Com entrada gratuita, a exposição reúne cerca de 500 itens, entre obras, documentos, manuscritos, publicações, brinquedos de madeira e materiais pedagógicos, apresentando ao público brasileiro a trajetória e o pensamento de um dos principais nomes da modernidade latino-americana. O eixo conceitual da mostra é o “Mapa Invertido” (1943), obra emblemática que propõe o deslocamento do olhar eurocêntrico e a valorização do Sul Global como centro de produção cultural e intelectual.
A exposição destaca que a proposta de Torres García não é a inversão de poderes, mas um reposicionamento ético e simbólico do olhar, no qual o Sul deixa de ser visto como periferia e passa a ser reconhecido como origem possível do pensamento universal.
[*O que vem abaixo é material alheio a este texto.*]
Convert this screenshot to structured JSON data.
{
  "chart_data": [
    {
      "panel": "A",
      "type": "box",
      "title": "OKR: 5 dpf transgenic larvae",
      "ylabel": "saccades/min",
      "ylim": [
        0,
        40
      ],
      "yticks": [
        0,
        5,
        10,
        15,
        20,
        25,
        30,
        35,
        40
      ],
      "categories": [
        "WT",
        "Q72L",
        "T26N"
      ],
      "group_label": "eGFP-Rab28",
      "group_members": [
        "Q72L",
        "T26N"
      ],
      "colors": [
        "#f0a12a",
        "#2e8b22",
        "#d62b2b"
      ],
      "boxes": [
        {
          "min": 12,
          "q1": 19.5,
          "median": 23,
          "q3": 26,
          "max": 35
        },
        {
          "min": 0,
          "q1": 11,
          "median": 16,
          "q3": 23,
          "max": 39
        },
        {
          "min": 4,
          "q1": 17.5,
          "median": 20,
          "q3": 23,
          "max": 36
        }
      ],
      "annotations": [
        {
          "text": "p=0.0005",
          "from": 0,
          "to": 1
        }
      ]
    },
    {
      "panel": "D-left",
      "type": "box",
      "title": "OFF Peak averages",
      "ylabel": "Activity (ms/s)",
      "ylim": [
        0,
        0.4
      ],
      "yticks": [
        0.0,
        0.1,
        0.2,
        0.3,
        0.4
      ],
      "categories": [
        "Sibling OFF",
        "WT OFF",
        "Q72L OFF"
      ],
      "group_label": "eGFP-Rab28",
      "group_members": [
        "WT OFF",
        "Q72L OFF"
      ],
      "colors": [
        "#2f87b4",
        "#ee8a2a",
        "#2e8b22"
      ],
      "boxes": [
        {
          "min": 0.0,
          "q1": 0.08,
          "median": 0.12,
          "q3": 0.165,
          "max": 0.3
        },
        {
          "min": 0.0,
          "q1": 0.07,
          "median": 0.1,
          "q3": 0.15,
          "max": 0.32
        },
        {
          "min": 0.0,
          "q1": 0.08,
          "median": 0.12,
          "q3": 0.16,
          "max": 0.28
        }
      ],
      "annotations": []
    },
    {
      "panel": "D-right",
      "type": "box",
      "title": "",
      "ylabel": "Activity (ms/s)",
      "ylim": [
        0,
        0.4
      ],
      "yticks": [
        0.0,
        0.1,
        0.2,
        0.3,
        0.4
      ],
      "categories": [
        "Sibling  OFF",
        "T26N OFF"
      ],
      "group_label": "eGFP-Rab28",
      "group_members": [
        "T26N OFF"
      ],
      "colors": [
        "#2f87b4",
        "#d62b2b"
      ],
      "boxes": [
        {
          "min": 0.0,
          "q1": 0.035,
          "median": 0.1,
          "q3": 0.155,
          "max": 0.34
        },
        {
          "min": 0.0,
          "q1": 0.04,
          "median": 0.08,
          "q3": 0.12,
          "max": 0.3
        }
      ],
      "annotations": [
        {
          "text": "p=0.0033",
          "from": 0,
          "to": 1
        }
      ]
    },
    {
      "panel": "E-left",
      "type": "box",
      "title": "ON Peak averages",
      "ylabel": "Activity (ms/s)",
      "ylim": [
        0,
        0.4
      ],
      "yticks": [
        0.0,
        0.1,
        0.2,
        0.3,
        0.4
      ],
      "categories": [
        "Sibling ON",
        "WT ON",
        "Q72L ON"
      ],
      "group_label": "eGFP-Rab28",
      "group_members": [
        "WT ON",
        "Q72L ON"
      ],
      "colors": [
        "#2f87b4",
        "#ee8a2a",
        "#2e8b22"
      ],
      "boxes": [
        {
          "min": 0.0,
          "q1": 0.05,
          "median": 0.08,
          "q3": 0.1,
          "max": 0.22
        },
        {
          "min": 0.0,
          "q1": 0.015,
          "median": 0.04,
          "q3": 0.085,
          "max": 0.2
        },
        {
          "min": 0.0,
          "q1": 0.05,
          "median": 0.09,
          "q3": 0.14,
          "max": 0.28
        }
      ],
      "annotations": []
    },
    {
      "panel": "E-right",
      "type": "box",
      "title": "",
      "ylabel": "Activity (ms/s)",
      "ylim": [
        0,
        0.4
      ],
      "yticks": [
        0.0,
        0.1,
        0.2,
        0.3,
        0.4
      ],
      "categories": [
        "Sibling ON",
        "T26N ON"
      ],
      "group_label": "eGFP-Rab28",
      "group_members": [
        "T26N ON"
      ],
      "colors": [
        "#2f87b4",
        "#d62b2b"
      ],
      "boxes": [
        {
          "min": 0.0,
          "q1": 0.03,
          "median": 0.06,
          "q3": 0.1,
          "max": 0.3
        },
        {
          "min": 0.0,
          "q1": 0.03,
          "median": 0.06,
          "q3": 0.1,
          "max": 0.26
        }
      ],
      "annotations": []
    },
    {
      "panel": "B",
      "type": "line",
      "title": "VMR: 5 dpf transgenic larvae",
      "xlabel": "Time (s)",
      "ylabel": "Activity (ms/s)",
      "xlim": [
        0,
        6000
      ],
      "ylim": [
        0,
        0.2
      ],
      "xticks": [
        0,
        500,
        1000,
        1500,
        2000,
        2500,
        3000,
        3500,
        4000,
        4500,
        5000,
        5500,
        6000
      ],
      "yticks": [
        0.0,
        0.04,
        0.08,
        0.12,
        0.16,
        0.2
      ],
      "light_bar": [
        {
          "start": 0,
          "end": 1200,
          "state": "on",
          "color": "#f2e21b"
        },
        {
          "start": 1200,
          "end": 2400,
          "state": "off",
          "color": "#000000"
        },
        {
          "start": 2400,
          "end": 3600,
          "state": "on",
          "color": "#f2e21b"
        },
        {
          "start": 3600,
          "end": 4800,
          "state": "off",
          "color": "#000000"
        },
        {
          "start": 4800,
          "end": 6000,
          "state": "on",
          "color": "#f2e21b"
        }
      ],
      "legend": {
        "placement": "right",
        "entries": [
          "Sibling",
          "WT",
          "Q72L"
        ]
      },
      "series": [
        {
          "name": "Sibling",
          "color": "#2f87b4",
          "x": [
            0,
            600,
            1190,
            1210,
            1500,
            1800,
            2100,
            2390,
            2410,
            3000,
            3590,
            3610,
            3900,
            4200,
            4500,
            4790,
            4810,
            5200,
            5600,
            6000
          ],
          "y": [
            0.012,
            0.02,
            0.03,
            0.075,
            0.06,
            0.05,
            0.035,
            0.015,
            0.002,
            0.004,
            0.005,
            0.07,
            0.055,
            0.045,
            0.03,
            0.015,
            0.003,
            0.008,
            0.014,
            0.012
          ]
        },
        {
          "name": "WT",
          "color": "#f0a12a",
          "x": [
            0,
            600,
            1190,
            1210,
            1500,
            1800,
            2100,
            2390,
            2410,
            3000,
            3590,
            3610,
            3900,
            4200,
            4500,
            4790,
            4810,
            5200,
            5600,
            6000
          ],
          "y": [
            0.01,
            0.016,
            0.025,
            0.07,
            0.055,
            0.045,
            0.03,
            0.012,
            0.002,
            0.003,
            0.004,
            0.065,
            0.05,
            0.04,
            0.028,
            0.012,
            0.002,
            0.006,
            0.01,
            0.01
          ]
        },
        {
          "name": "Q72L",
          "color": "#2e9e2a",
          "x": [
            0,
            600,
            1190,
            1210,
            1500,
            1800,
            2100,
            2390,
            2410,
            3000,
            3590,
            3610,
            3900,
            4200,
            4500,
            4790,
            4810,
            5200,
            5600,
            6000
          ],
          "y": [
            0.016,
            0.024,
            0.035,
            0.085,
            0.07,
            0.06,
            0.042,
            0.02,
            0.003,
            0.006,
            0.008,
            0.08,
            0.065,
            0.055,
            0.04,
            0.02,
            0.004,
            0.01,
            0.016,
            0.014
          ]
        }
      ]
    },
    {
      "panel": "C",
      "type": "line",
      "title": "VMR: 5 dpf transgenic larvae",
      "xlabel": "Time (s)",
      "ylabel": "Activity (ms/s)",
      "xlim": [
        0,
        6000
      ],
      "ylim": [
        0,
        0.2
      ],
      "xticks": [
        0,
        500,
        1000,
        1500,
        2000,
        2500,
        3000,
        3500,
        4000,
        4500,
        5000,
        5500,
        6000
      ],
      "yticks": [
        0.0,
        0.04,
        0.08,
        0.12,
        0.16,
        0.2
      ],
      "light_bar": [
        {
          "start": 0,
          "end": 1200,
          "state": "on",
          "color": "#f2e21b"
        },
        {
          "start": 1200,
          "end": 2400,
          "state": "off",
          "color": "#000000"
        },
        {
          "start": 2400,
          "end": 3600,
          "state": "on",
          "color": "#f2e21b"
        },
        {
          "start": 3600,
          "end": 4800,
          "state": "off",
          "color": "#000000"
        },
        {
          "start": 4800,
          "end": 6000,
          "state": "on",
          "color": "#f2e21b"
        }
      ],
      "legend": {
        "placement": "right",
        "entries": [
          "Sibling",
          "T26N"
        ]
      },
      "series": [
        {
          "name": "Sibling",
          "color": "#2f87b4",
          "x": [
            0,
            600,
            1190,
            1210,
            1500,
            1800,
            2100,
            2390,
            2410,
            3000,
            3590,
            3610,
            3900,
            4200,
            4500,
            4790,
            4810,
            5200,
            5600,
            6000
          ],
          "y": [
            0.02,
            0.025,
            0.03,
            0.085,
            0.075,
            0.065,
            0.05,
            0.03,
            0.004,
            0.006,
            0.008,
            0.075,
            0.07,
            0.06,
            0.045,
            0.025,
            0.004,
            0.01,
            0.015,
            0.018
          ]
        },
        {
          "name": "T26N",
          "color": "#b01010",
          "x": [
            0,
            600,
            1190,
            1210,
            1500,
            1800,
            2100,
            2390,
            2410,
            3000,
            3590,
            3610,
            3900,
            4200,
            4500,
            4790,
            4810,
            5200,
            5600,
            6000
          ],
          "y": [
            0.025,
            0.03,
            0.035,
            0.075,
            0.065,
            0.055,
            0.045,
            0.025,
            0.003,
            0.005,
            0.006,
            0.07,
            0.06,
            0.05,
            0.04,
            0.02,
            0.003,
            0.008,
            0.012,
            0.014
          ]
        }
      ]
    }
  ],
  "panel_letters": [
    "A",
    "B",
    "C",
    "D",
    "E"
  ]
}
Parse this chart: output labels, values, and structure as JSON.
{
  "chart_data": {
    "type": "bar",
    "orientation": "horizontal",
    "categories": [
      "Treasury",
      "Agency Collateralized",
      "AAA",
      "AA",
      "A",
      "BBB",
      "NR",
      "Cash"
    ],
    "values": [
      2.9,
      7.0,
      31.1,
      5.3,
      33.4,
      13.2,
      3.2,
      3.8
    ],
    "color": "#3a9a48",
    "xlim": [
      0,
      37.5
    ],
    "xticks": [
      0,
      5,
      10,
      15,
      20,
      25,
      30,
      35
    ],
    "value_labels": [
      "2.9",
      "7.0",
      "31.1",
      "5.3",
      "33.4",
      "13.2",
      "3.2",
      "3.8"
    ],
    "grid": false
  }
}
Segundo o curador Saulo di Tarso, em colaboração com o Museo Torres García, a mostra se coloca como um gesto decolonial ao restituir protagonismo a um artista que pensou a partir da América Latina, sem subordinação a modelos europeus.
Ao questionar “onde está o coração da América”, a exposição aponta que essa resposta não se encontra em um ponto fixo do mapa, mas na pluralidade dos povos que habitam, habitaram e migraram pelo continente. Nesse contexto, a América Invertida é apresentada como um símbolo de ascensão espiritual e de união entre culturas, e não como um ato de protesto político.
O conceito de Universalismo Construtivo, central na obra de Torres García, também é explorado na mostra. A ideia parte do reconhecimento de símbolos, formas e geometrias universais presentes em diferentes culturas, sem impor homogeneização. O universal, nesse caso, surge do respeito às singularidades e da convivência entre diferenças.
A exposição evidencia ainda o interesse do artista pelas culturas africanas e indígenas, aproximando arte, vida cotidiana e espiritualidade. Essa visão teve impacto significativo no Brasil, influenciando o desenvolvimento da arte concreta e neoconcreta. A mostra reúne obras de 72 artistas, entre eles Anna Bella Geiger, Alfredo Volpi, Hélio Oiticica, Cildo Meireles e Rubens Gerchman, estabelecendo um diálogo entre produções históricas e contemporâneas.
A expografia, assinada por Stella Tennenbaum, utiliza uma linha contínua inspirada no Tratado de Tordesilhas, não como fronteira, mas como percurso simbólico. A proposta reforça a ideia de que a cultura se constrói pelo deslocamento, pelo encontro e pela circulação, e não pela divisão.
A mostra estreia em São Paulo e segue em itinerância para Brasília, em março de 2026, e Belo Horizonte, em julho de 2026. Em cada cidade, o projeto assume novos recortes, reafirmando que o Sul não é um território fixo, mas uma postura diante do mundo.
No contexto brasileiro, a exposição reforça a mensagem central de Joaquín Torres García: mais importantes do que as relações entre territórios são as relações entre culturas, baseadas na escuta, na convivência das diferenças e na construção de um universal plural.
CCBB SP – Rua Álvares Penteado, 112, Centro, São Paulo, SP.